As much as I find Pinker quite complicated, I also find his arguments very factual and sensible in life. He takes care to argue that evolutionary success does not justify morality. According to Pinker, morality must be based on fundamental regard for the interests of individual human beings, but cheaters and those who harm or exploit others ought to be punished.

[1] Pinker, Steve. The Blank Slate: The Modern Denial of Human Nature. New York: Penguin Books, 2002. Loc 880 Kindle edition.

 

About the Author

John Muhanji

I am the Director Africa Ministries Office of Friends United Meeting. I coordinate all Quaker activities and programs in the Quaker churches and school mostly in Kenya, Tanzania and Uganda. The focus of my work is more on leadership development and church planting in the region especially in Tanzania.. Am married with three children all grown up now. I love playing golf as my exercise hobby. I also love reading.

4 responses to “The Blank Slate in our Cultural Perspectives”

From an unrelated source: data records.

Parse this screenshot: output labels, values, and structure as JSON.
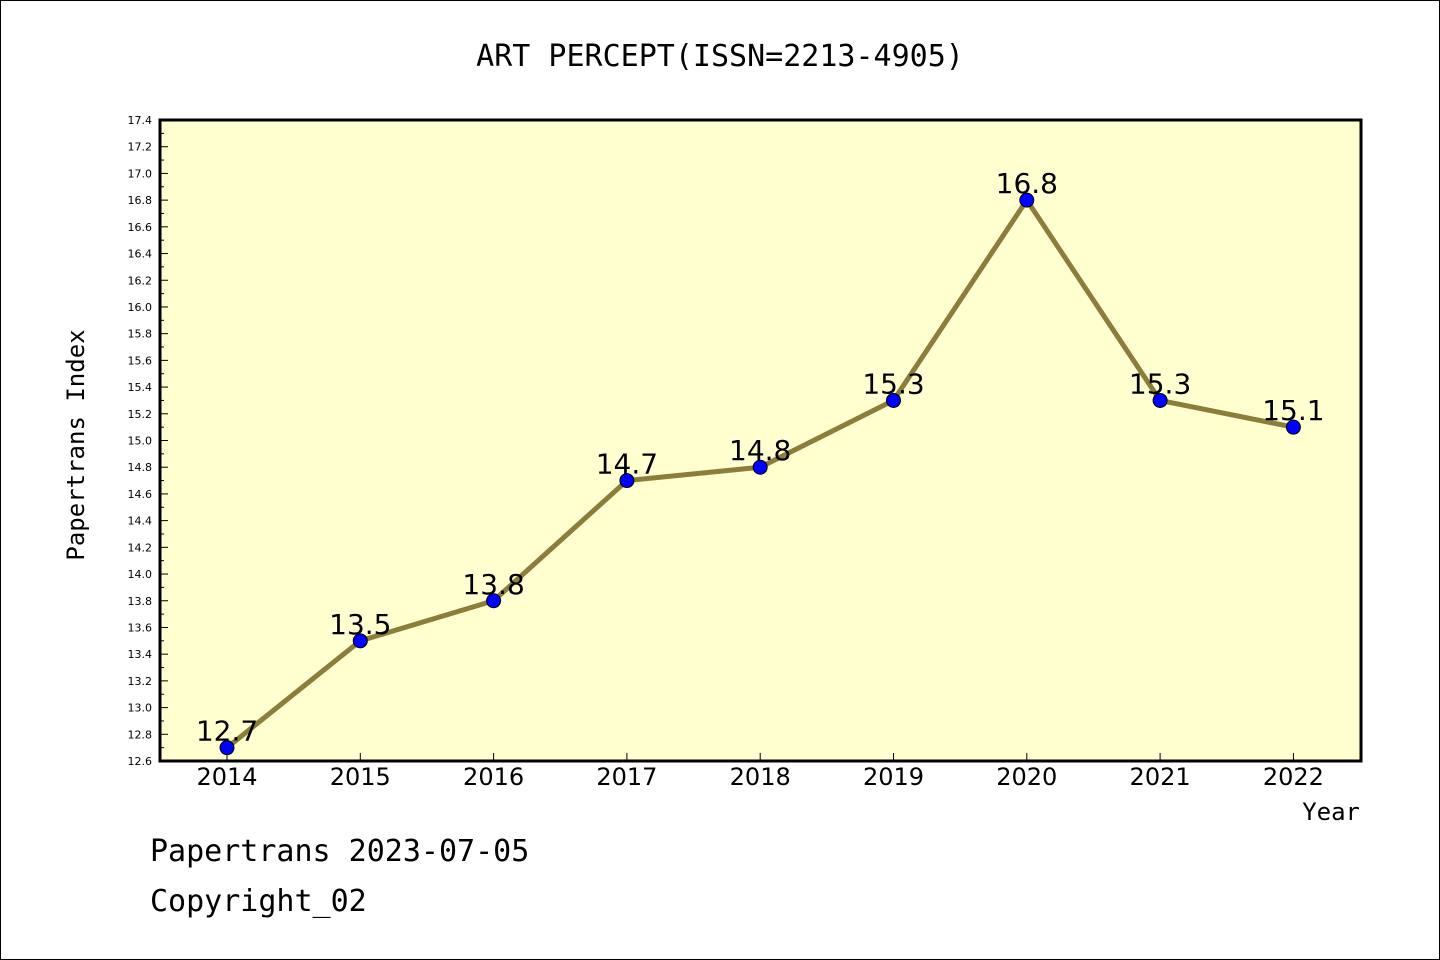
{
  "chart_data": {
    "type": "line",
    "title": "ART PERCEPT(ISSN=2213-4905)",
    "xlabel": "Year",
    "ylabel": "Papertrans Index",
    "categories": [
      "2014",
      "2015",
      "2016",
      "2017",
      "2018",
      "2019",
      "2020",
      "2021",
      "2022"
    ],
    "series": [
      {
        "values": [
          12.7,
          13.5,
          13.8,
          14.7,
          14.8,
          15.3,
          16.8,
          15.3,
          15.1
        ]
      }
    ],
    "data_labels": [
      "12.7",
      "13.5",
      "13.8",
      "14.7",
      "14.8",
      "15.3",
      "16.8",
      "15.3",
      "15.1"
    ],
    "ylim": [
      12.6,
      17.4
    ],
    "yticks": [
      "12.6",
      "12.8",
      "13.0",
      "13.2",
      "13.4",
      "13.6",
      "13.8",
      "14.0",
      "14.2",
      "14.4",
      "14.6",
      "14.8",
      "15.0",
      "15.2",
      "15.4",
      "15.6",
      "15.8",
      "16.0",
      "16.2",
      "16.4",
      "16.6",
      "16.8",
      "17.0",
      "17.2",
      "17.4"
    ],
    "grid": false,
    "colors": {
      "plot_bg": "#ffffd0",
      "line": "#8b7d3a",
      "marker": "#0000ff"
    }
  },
  "footer": {
    "line1": "Papertrans 2023-07-05",
    "line2": "Copyright_02"
  }
}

  1. Great reference to mythology John, I identify with the mythological story of the child that was snatched away by the baboon. I also heard a second version of the same story that the baboon was successfully tricked with a pumpkin to let go off the child.
    Pinker does definitely bring out useful understanding of the nature versus nurture influence on human behavior but I belief his work will trigger more debate and research in this area. He definitely rubs me the wrong away for setting aside the Imago Dei idea or the creationist theory. Thank you for sharing the cultural story which is widely shared across cultures in Kenya and I belief in other African cultures.

  2. Mary Mims says:

    Ok, I’m confused. Is the baboon story true or a myth? Wallace said it was a myth. Anyway, it’s a great story. However, if she actually could learn to speak a human language, I think it proves Pinker’s point that she had an innate ability to learn human language, and therefore, not a blank slate.

  3. Harry Fritzenschaft says:

    John,
    Thanks for a cultural example from your locale. I appreciate your insight but wonder if we should all be careful of extrapolating endorsements based on limited empirical evidence. Thanks again for your perspective.

  4. Digby Wilkinson says:

    Hey John, interesting examples. I had heard that Baboon story before, though I have to say it sounds a bit like the Disney story “The Jungle Book”. However, the Disney story may have been based on the myth/story too. We are a complex mix of our species genome, our inherited parental traits and cultural voices. We may behave like baboons from time to time, but we are not baboons.